“Anastasia karakter olarak ağlamayan, muzip ve yaramaz bir yapıya sahipti. Ağlamayı zayıflık olarak değerlendirirdi. Ama artık önemli değildi. Çünkü o bir grandüşes değildi, istediği gibi istediği kadar ağlayabilirdi.”

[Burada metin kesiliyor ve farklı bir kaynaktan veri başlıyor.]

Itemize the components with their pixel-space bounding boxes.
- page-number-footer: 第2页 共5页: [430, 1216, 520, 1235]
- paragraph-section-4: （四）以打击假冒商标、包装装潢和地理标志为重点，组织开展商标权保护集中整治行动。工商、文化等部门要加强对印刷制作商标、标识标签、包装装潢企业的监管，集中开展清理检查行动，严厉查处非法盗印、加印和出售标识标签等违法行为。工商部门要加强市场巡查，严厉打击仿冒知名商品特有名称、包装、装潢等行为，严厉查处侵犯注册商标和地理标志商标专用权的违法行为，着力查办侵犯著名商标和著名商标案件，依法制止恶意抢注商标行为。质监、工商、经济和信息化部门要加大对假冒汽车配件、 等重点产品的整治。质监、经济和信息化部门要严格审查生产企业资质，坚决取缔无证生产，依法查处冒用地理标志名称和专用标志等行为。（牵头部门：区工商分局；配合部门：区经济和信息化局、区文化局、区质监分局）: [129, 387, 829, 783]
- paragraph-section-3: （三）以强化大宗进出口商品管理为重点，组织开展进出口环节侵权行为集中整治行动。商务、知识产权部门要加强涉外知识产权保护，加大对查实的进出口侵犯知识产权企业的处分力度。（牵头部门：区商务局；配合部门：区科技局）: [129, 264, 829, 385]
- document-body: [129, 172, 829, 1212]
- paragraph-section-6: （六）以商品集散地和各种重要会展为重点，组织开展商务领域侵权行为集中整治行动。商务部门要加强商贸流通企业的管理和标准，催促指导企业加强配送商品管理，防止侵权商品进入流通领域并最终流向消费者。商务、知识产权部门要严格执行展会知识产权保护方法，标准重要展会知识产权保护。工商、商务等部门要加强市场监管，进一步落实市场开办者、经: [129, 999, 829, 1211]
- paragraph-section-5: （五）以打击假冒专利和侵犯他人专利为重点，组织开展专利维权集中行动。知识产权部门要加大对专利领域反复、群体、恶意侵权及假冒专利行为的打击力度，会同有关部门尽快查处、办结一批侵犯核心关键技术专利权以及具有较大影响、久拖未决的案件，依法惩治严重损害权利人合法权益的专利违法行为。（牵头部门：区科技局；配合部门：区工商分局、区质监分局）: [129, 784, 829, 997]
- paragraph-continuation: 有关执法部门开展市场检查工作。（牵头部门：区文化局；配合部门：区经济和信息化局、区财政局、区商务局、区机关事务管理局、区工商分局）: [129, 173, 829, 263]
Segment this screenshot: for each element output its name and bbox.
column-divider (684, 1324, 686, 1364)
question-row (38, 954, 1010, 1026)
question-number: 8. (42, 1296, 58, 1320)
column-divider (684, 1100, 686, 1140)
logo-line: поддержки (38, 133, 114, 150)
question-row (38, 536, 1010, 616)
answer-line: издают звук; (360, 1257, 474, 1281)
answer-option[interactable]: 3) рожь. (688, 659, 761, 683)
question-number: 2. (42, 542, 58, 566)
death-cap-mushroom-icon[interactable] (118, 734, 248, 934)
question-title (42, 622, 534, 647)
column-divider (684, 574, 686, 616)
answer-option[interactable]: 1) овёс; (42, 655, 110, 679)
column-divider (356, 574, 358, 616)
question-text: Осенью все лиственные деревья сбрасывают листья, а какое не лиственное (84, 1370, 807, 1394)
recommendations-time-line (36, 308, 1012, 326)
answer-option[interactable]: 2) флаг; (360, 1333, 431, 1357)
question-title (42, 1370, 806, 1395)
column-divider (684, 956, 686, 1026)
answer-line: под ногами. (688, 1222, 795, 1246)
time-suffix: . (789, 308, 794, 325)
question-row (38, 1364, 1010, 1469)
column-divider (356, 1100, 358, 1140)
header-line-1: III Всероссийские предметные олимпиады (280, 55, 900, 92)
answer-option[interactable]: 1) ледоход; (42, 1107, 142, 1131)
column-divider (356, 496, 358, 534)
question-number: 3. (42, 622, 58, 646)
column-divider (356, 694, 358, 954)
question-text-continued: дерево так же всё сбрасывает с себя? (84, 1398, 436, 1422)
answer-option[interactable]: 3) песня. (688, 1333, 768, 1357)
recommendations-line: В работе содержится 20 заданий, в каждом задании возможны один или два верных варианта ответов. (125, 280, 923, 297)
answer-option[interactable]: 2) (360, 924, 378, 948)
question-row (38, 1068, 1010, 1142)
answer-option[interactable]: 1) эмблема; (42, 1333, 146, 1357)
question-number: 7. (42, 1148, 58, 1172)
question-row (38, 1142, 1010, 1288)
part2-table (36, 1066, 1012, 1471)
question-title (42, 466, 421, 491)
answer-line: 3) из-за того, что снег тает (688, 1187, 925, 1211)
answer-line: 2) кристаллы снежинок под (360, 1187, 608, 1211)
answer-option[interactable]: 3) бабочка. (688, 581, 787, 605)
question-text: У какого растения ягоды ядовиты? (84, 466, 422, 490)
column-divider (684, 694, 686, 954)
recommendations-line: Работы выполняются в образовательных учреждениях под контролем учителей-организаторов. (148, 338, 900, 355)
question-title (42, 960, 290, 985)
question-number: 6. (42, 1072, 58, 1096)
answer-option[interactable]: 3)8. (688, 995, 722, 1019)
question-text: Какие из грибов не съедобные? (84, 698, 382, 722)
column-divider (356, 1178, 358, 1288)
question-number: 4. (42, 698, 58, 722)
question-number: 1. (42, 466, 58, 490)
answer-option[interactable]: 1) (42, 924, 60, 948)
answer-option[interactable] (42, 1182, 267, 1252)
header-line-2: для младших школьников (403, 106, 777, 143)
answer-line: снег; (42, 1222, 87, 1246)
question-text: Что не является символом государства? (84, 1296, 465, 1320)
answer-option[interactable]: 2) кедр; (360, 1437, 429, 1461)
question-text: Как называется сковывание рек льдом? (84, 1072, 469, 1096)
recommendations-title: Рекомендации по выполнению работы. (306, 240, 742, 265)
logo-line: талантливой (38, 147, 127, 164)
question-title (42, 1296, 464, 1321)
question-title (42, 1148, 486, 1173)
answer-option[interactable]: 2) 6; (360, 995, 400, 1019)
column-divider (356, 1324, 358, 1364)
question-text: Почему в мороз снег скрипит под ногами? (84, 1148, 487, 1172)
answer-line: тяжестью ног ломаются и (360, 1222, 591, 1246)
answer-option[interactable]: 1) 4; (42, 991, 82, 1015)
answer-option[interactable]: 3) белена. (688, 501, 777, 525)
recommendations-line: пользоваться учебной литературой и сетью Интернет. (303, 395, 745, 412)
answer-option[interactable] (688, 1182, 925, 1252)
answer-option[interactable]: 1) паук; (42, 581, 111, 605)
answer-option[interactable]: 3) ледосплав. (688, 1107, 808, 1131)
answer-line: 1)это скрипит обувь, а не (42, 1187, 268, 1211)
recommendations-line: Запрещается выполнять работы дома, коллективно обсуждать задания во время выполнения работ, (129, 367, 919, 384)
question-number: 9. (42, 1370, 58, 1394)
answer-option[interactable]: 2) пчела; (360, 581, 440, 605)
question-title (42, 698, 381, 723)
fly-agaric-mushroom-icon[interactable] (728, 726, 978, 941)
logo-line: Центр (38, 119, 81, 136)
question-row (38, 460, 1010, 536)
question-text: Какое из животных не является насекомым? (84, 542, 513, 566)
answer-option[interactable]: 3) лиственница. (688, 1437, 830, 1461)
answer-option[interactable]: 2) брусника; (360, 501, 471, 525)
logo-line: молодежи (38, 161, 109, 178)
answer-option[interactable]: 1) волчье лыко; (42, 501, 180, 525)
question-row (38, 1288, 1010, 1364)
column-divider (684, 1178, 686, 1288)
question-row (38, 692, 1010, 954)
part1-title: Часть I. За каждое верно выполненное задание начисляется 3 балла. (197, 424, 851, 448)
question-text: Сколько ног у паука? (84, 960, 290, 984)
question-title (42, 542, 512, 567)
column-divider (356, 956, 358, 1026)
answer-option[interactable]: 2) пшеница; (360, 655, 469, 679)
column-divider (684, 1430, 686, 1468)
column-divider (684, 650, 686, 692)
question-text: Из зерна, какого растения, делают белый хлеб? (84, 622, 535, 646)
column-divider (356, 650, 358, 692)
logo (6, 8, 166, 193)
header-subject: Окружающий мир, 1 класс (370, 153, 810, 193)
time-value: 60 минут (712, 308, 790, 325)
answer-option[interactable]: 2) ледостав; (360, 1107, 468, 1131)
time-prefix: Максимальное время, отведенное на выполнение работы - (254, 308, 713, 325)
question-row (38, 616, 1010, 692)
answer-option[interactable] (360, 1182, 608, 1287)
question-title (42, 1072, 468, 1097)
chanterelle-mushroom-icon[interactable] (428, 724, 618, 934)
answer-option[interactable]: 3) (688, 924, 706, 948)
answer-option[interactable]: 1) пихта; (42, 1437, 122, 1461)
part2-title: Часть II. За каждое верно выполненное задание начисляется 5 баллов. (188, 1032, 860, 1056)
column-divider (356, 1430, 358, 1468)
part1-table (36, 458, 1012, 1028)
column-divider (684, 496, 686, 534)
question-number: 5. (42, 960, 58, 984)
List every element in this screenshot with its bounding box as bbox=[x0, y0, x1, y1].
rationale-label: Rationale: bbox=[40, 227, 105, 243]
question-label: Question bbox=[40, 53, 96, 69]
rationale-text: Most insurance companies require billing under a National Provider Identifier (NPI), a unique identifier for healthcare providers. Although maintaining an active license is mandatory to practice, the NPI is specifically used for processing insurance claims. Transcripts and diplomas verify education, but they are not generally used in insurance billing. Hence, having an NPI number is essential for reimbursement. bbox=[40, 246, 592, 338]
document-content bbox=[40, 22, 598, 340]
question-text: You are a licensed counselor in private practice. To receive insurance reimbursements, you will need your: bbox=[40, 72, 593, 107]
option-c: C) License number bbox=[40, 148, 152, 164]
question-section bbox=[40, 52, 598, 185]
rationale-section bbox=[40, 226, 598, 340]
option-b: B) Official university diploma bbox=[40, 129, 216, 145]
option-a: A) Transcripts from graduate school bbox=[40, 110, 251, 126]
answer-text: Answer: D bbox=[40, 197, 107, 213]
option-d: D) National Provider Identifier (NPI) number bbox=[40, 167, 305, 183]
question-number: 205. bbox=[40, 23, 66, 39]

Bolşevik Devrimi’nde Çar II. Nikolay ve ailesi kurşuna dizilir, küçük kızları mucize eseri hayatta kalır. Ukrayna’da başlayan hikâye, Anastasia’nın hayatını bambaşka bir geleceğe sürükleyerek Elazığ’a kadar uzanır. Naşide Gökbudak, Perina’da Bolşevik rejiminden kaçıp Elazığ’a sığınan Anastasia’nın gerçek hayat hikâyesini gözler önüne seriyor. Bilmediği topraklarda yalnız kalan bir kadının yarım kalan aşkını, büyük acılara rağmen ayakta kalışını, akıcı bir üslupla okura anlatıyor.
“Ben onlar için ne ilkbahar ne yaz ne de sonbahar yaşadım. Bütün ömrüm hep kıştı,” diyen Perina’da bir annenin çocukları için geçmişinden, kültüründen uzakta neler yapabileceğini ve umudunu asla yitirmediğini göreceksiniz.